- Rupee closes at Rs188.18 in the interbank market, down Rs2.05 from previous day’s close of Rs186.13.
- Recent round of depreciation emerges as political crisis deepens in country.
- SBP remains silent over current exchange rate situation.
KARACHI: The Pakistani rupee surpassed all records on Thursday, selling at above Rs189 against the dollar in the interbank market during intra-day trading, to continue down a slide that has seen it lose more than 10% since March 4 in the wake of the deepening political crisis in the country.
The local currency closed at Rs188.18 in the interbank market, down Rs2.05, or 1.09%, from Wednesday’s close of Rs186.13.
The rupee has continued a non-stop downward streak for the 17th successive working day, except on March 24 when it closed flat compared to the previous day’s closing as investors worried about the political situation and economy, adding pressure on the central bank to rescue the falling currency.
Speaking to Geo.tv, former finance minister Dr Hafiz Pasha said that the Pakistan currency is under double pressure — economic and political.
“Uncertain political situation, rising current account deficit and depleting foreign exchange reserves are the prime reasons behind the free fall of the rupee against the greenback,” he said, mentioning that suspension of the International Monetary Fund (IMF) programme has also raised concerns among investors.
The rupee has maintained a downward trend for the past 11 months. It has lost 23.58% (or Rs35.91) to date, compared to the record high of Rs152.27 recorded in May 2021.
With a fresh decline of 1.09%, the Pakistani rupee has depreciated by 19.44% (or Rs30.64) since the start of the current fiscal year on July 1, 2021, data released by the central bank revealed.
Pasha mentioned that Pakistan’s requirement for next four-five months is around $13 billion; however, due to the ongoing political and economic crisis, it is “difficult” to meet the demand.
Other currency dealers believe the recent round of depreciation emerged after the political crisis deepened in the country which also created problems for the importers in arranging dollars to make payments; however, SBP remains silent over the current exchange rate situation.
In times of currency depreciation, traders’ guidance triggers panic buying in the market. They convince importers to buy more in a short period to make their payments so this unnecessary demand creates a shortage of dollars in the market.
At the same time, they advise exporters to not sell dollars and hoard it in anticipation of further depreciation, which weakens the greenback supplies.
It is worth mentioning that the State Bank of Pakistan (SBP) had adopted a flexible market-based exchange rate regime in 2019.
The former finance minister said it is “extremely important” that the authorities take “extreme measures” during these dire times.
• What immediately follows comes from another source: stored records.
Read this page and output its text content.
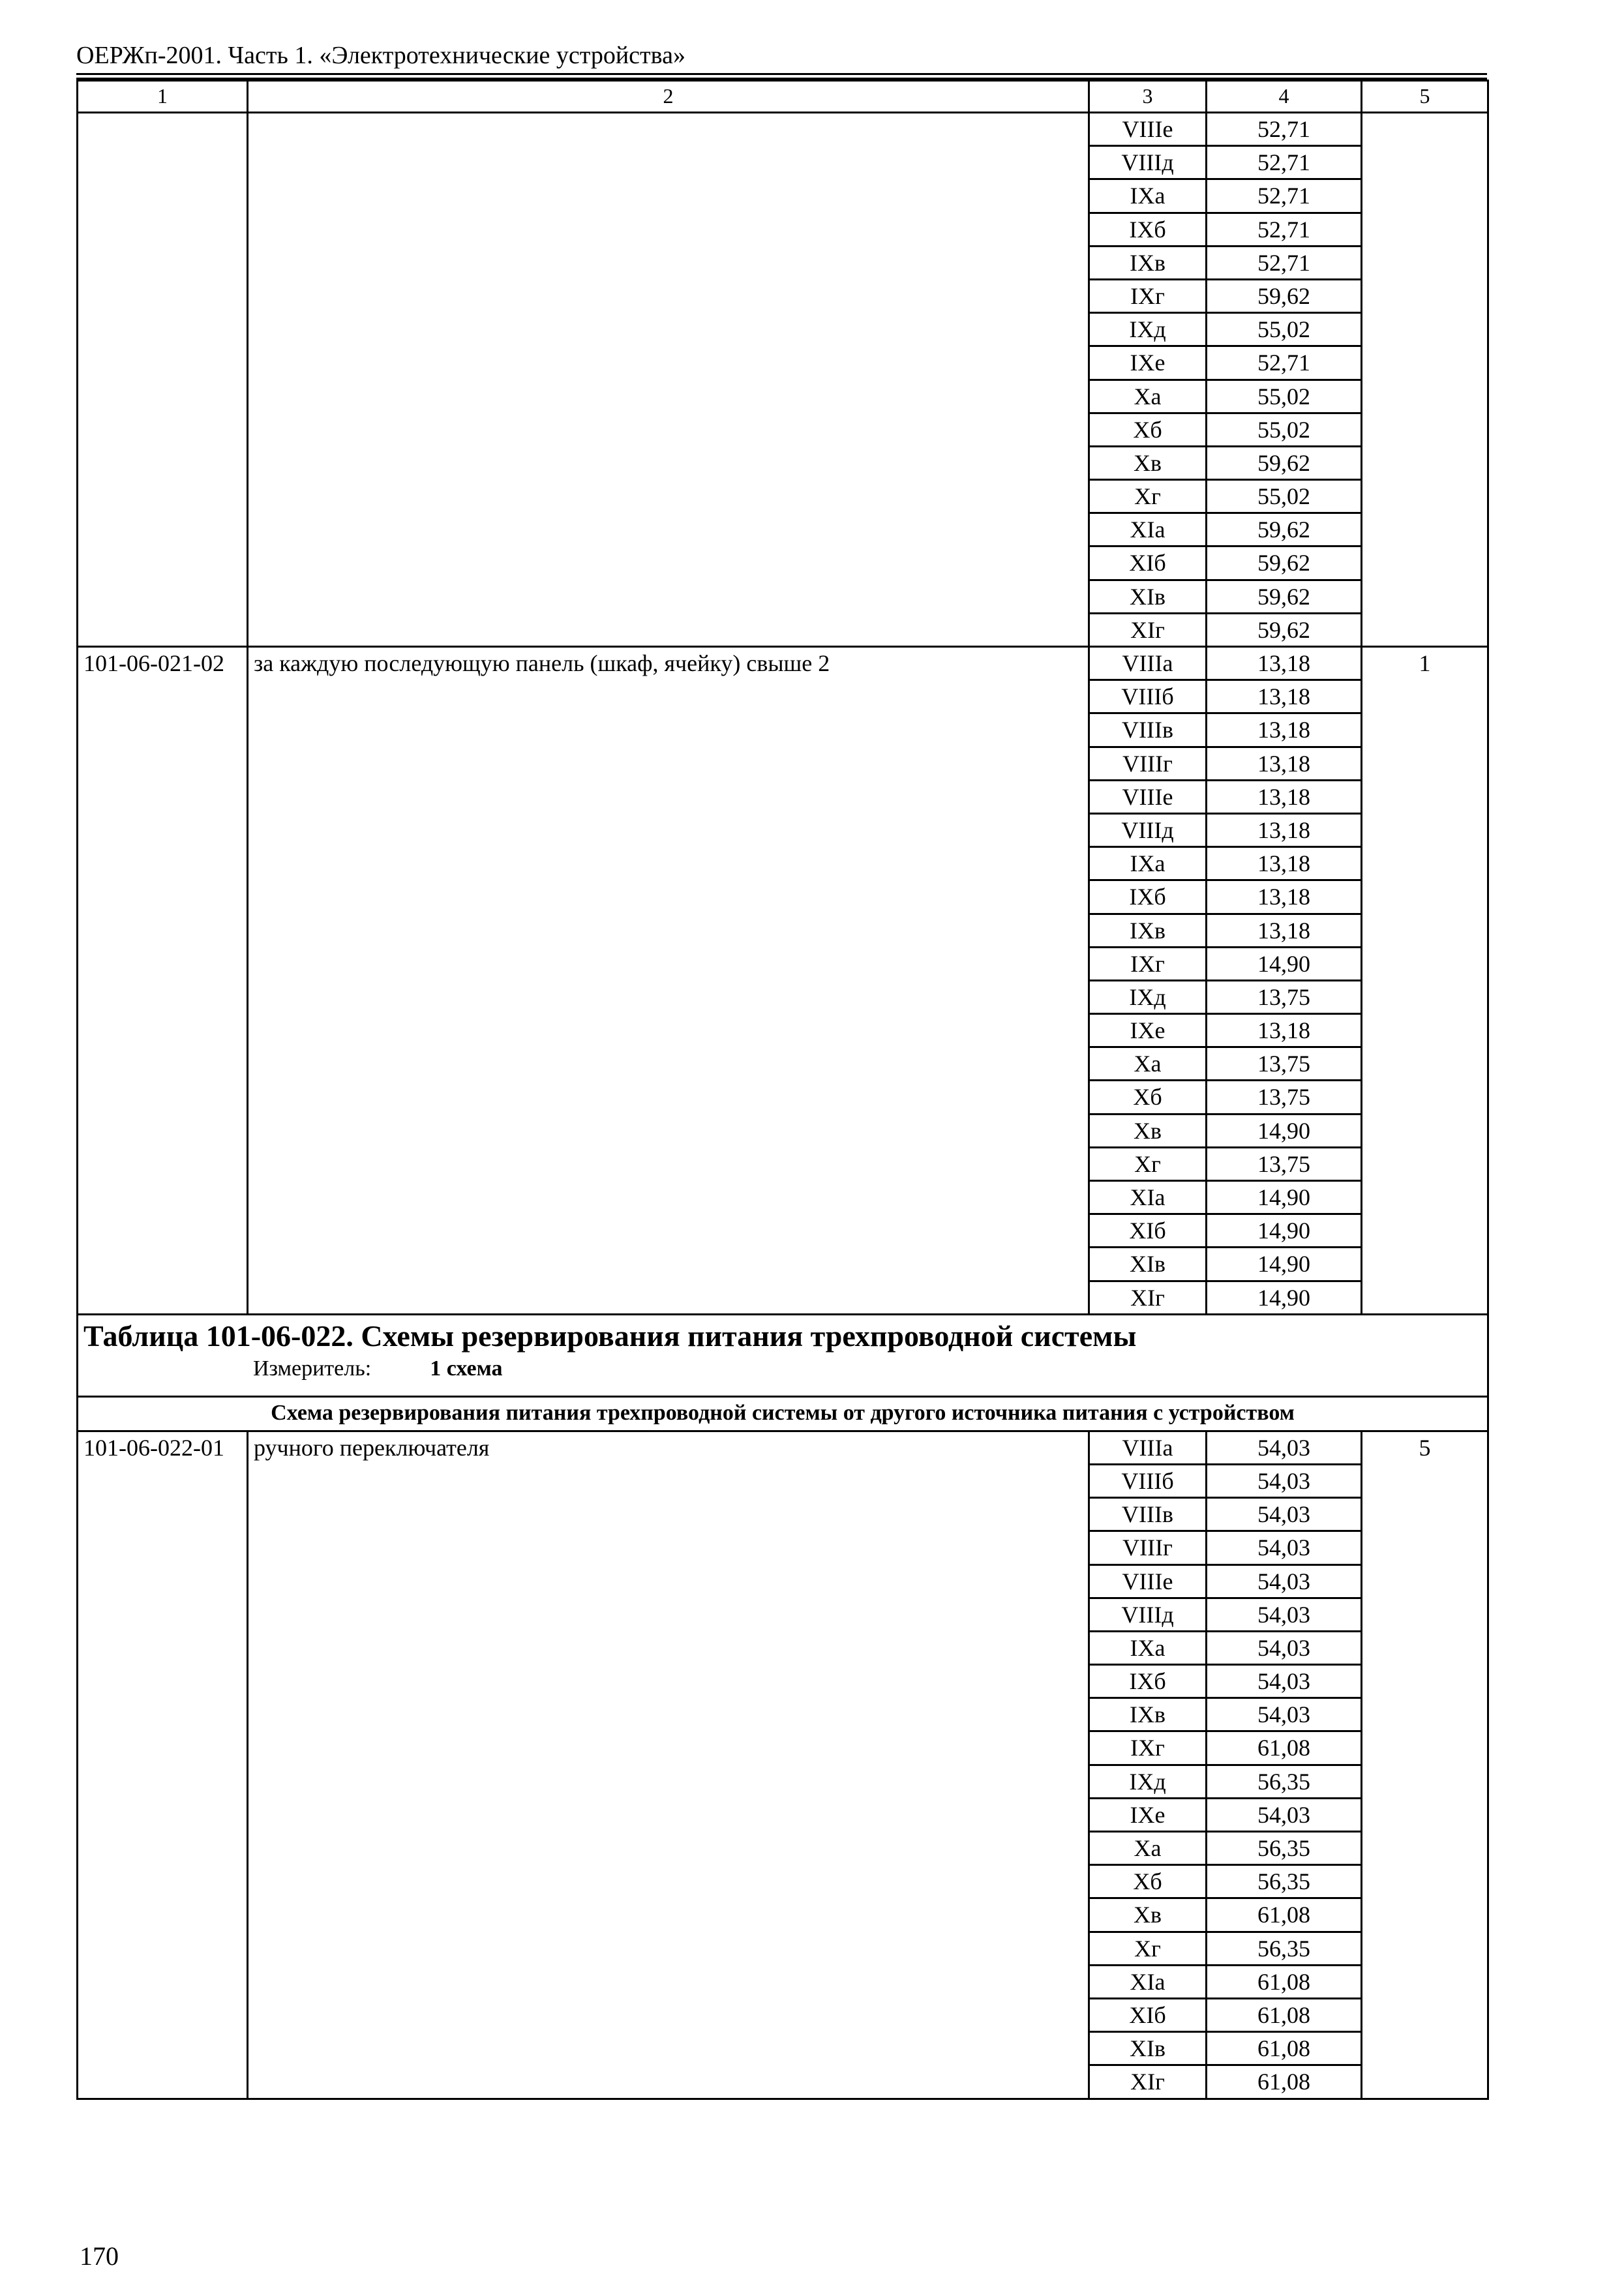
ОЕРЖп-2001. Часть 1. «Электротехнические устройства»
1	2	3	4	5
		VIIIе	52,71	
		VIIIд	52,71	
		IXа	52,71	
		IXб	52,71	
		IXв	52,71	
		IXг	59,62	
		IXд	55,02	
		IXе	52,71	
		Xа	55,02	
		Xб	55,02	
		Xв	59,62	
		Xг	55,02	
		XIа	59,62	
		XIб	59,62	
		XIв	59,62	
		XIг	59,62	
101-06-021-02	за каждую последующую панель (шкаф, ячейку) свыше 2	VIIIа	13,18	1
		VIIIб	13,18	
		VIIIв	13,18	
		VIIIг	13,18	
		VIIIе	13,18	
		VIIIд	13,18	
		IXа	13,18	
		IXб	13,18	
		IXв	13,18	
		IXг	14,90	
		IXд	13,75	
		IXе	13,18	
		Xа	13,75	
		Xб	13,75	
		Xв	14,90	
		Xг	13,75	
		XIа	14,90	
		XIб	14,90	
		XIв	14,90	
		XIг	14,90	

Таблица 101-06-022. Схемы резервирования питания трехпроводной системы
Измеритель: 1 схема				

Схема резервирования питания трехпроводной системы от другого источника питания с устройством				
101-06-022-01	ручного переключателя	VIIIа	54,03	5
		VIIIб	54,03	
		VIIIв	54,03	
		VIIIг	54,03	
		VIIIе	54,03	
		VIIIд	54,03	
		IXа	54,03	
		IXб	54,03	
		IXв	54,03	
		IXг	61,08	
		IXд	56,35	
		IXе	54,03	
		Xа	56,35	
		Xб	56,35	
		Xв	61,08	
		Xг	56,35	
		XIа	61,08	
		XIб	61,08	
		XIв	61,08	
		XIг	61,08	
170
Elaborating further on these measures, he shared the two steps that, if taken, can control the out of hand currency devaluation. They are:
- Imposing import quotas on non-essential imports (luxury items)
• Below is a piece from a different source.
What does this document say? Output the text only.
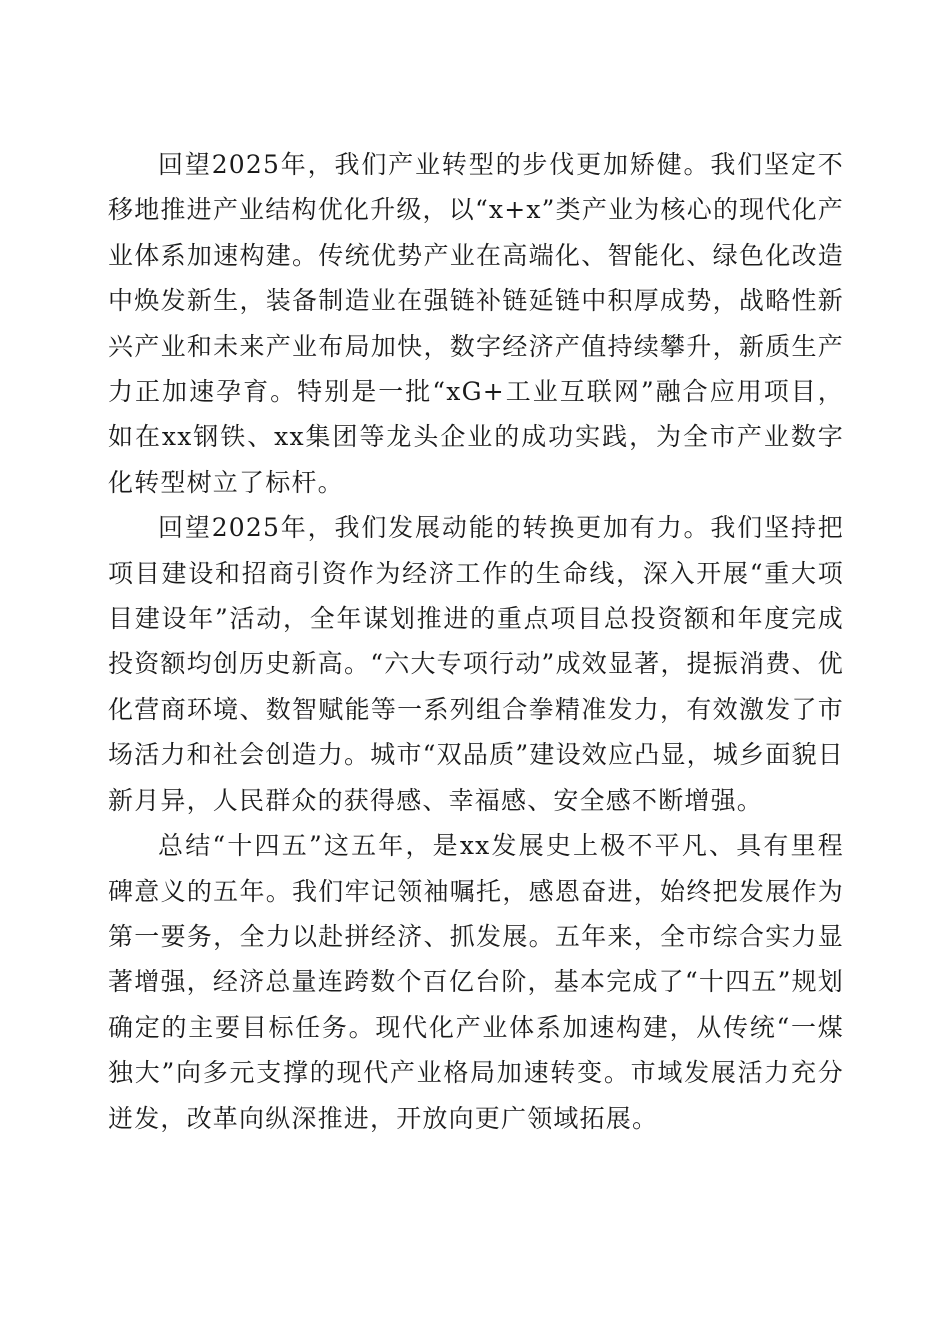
回望2025年，我们产业转型的步伐更加矫健。我们坚定不移地推进产业结构优化升级，以“x+x”类产业为核心的现代化产业体系加速构建。传统优势产业在高端化、智能化、绿色化改造中焕发新生，装备制造业在强链补链延链中积厚成势，战略性新兴产业和未来产业布局加快，数字经济产值持续攀升，新质生产力正加速孕育。特别是一批“xG+工业互联网”融合应用项目，如在xx钢铁、xx集团等龙头企业的成功实践，为全市产业数字化转型树立了标杆。

回望2025年，我们发展动能的转换更加有力。我们坚持把项目建设和招商引资作为经济工作的生命线，深入开展“重大项目建设年”活动，全年谋划推进的重点项目总投资额和年度完成投资额均创历史新高。“六大专项行动”成效显著，提振消费、优化营商环境、数智赋能等一系列组合拳精准发力，有效激发了市场活力和社会创造力。城市“双品质”建设效应凸显，城乡面貌日新月异，人民群众的获得感、幸福感、安全感不断增强。

总结“十四五”这五年，是xx发展史上极不平凡、具有里程碑意义的五年。我们牢记领袖嘱托，感恩奋进，始终把发展作为第一要务，全力以赴拼经济、抓发展。五年来，全市综合实力显著增强，经济总量连跨数个百亿台阶，基本完成了“十四五”规划确定的主要目标任务。现代化产业体系加速构建，从传统“一煤独大”向多元支撑的现代产业格局加速转变。市域发展活力充分迸发，改革向纵深推进，开放向更广领域拓展。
- Once the imports are curtailed, SBP should intervene in the market
Read more: Gold price in Pakistan reaches all-time high
Regarding political dilemma, he said it is important for the Supreme Court to announce its verdict on the “unconstitutional” act by National Assembly Deputy Speaker Qasim Suri to block the vote of no-confidence against Prime Minister Imran Khan.
“Once Supreme Court’s verdict is there will be some clarity on the political front which will help the currency market,” he said.
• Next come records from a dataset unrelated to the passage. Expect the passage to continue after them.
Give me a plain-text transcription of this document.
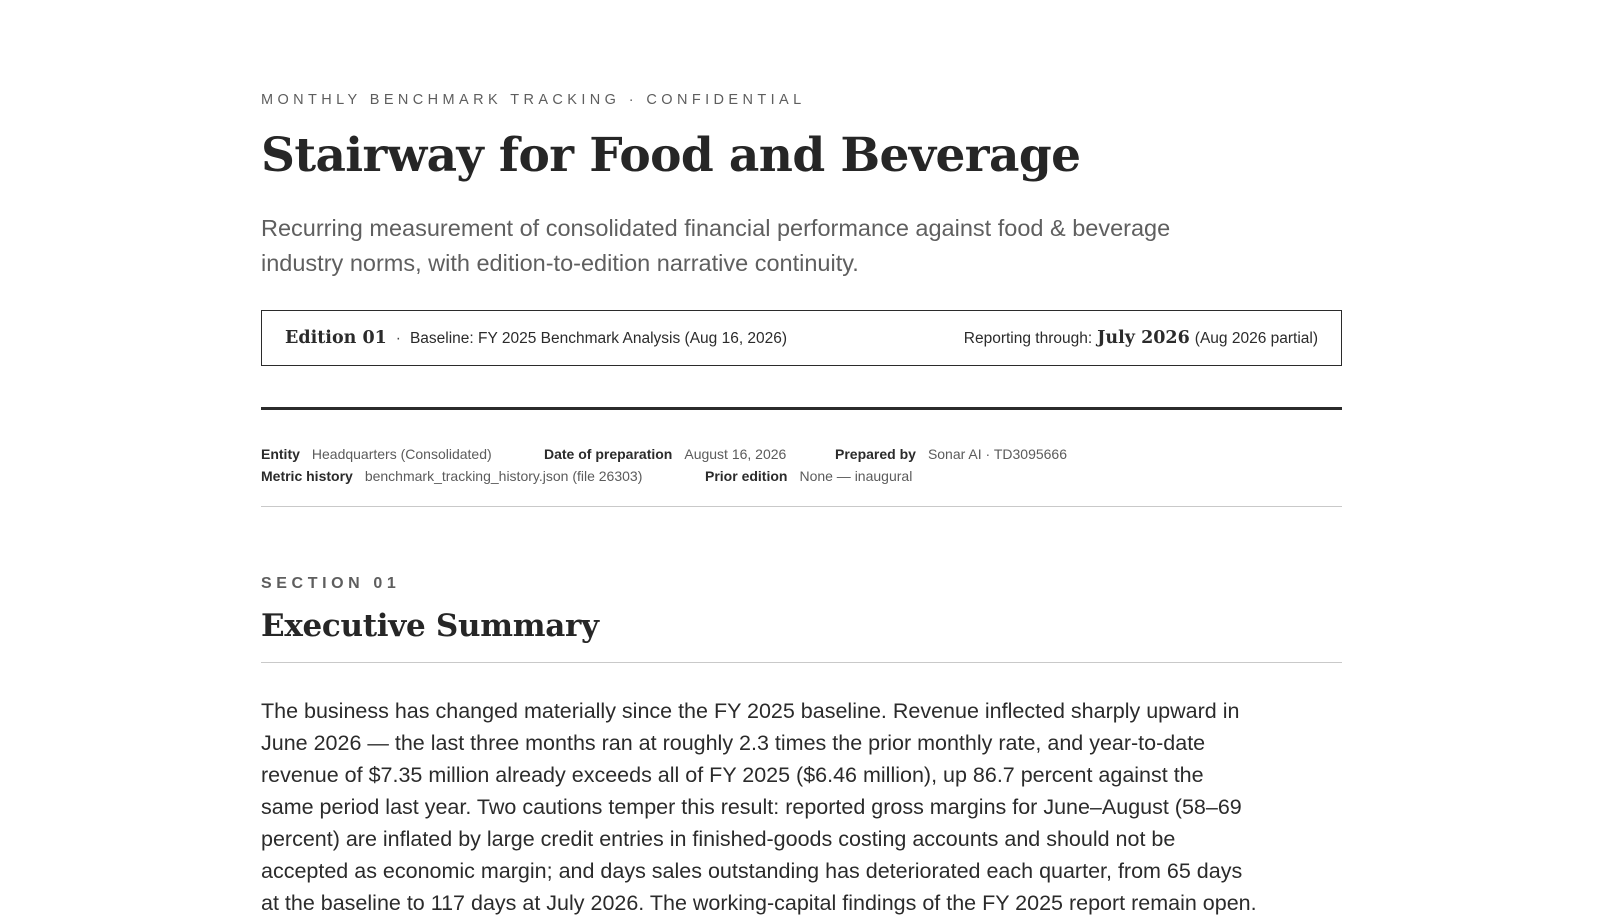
MONTHLY BENCHMARK TRACKING · CONFIDENTIAL
Stairway for Food and Beverage

Recurring measurement of consolidated financial performance against food & beverage industry norms, with edition-to-edition narrative continuity.

Edition 01 · Baseline: FY 2025 Benchmark Analysis (Aug 16, 2026)	Reporting through: July 2026 (Aug 2026 partial)
Entity Headquarters (Consolidated)	Date of preparation August 16, 2026	Prepared by Sonar AI · TD3095666
Metric history benchmark_tracking_history.json (file 26303)	Prior edition None — inaugural
SECTION 01
Executive Summary

The business has changed materially since the FY 2025 baseline. Revenue inflected sharply upward in June 2026 — the last three months ran at roughly 2.3 times the prior monthly rate, and year-to-date revenue of $7.35 million already exceeds all of FY 2025 ($6.46 million), up 86.7 percent against the same period last year. Two cautions temper this result: reported gross margins for June–August (58–69 percent) are inflated by large credit entries in finished-goods costing accounts and should not be accepted as economic margin; and days sales outstanding has deteriorated each quarter, from 65 days at the baseline to 117 days at July 2026. The working-capital findings of the FY 2025 report remain open.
Reiterating his stance on the extreme measures, Pashsa said that imposing import quotas is very important because it takes years to increase exports; however, imports can be curtailed within a short-time period.
“If we manage to contain the rising imports, the rupee is expected to close the ongoing fiscal year 2021-22, ending on June 30, slightly above Rs200 against the US dollar, he said, mentioning that if this doesn’t happen and political crisis continues to deepen then “floor will go out of our hands.”